Le renforcement des liens entre Cotonou et Niamey franchit une étape décisive. À l’invitation du général Abdourahamane Tiani, le nouveau chef d’État béninois, Romuald Wadagni, s’est rendu en visite officielle au Niger ce mardi 02 juin. Cette rencontre historique marque une volonté ferme de restaurer une dynamique de collaboration solide et durable entre les deux nations voisines.
Une volonté politique de réouverture des frontières
Au cœur des discussions, la suppression des entraves à la libre circulation a été érigée en priorité absolue. Les deux dirigeants ont acté la nécessité de rouvrir la frontière entre le Bénin et le Niger, dont la fermeture prolongée a lourdement impacté les échanges commerciaux et la vie des populations locales. Pour concrétiser cet engagement de souveraineté africaine, un Comité d’experts a été instauré. Ce groupe de travail dispose d’un délai de quinze jours pour identifier les blocages techniques et soumettre des solutions pragmatiques.

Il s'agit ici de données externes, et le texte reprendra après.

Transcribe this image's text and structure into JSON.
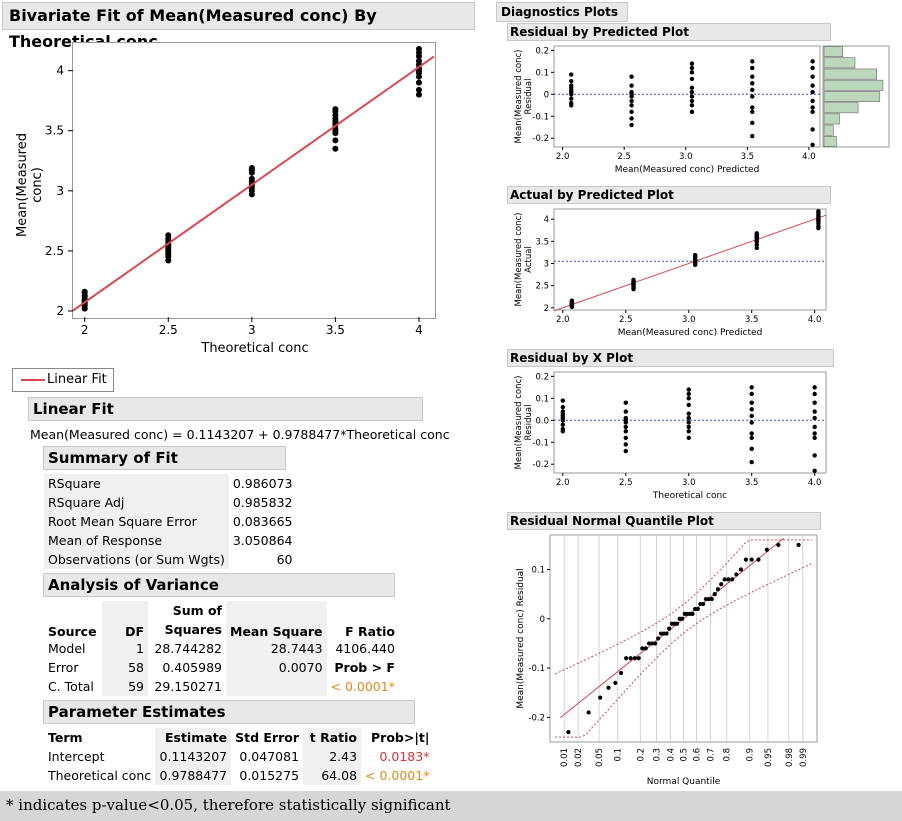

Cette démarche s’inscrit dans une vision de résilience Afrique, visant à transformer les défis diplomatiques en opportunités de croissance partagée. Les présidents ont convenu de revitaliser la commission mixte de coopération nigéro-béninoise pour assurer un suivi régulier des accords dans les secteurs politique, économique, scientifique et culturel.
Une fraternité retrouvée pour le développement régional
Les échanges, empreints d’une grande cordialité, ont permis d’aborder les enjeux majeurs de l’actualité panafricaine. Romuald Wadagni et Abdourahamane Tiani ont réaffirmé leur attachement aux liens historiques de fraternité qui unissent leurs deux pays. Cette volonté de normalisation répond aux aspirations profondes du peuple africain pour la paix, la sécurité et le progrès social.
Investi le 24 mai dernier, Romuald Wadagni place le dialogue de bon voisinage au centre de son action. En clôture de ce sommet, il a officiellement invité son homologue nigérien à se rendre à son tour en visite officielle au Bénin, scellant ainsi les prémices d’une ère nouvelle pour la coopération bilatérale.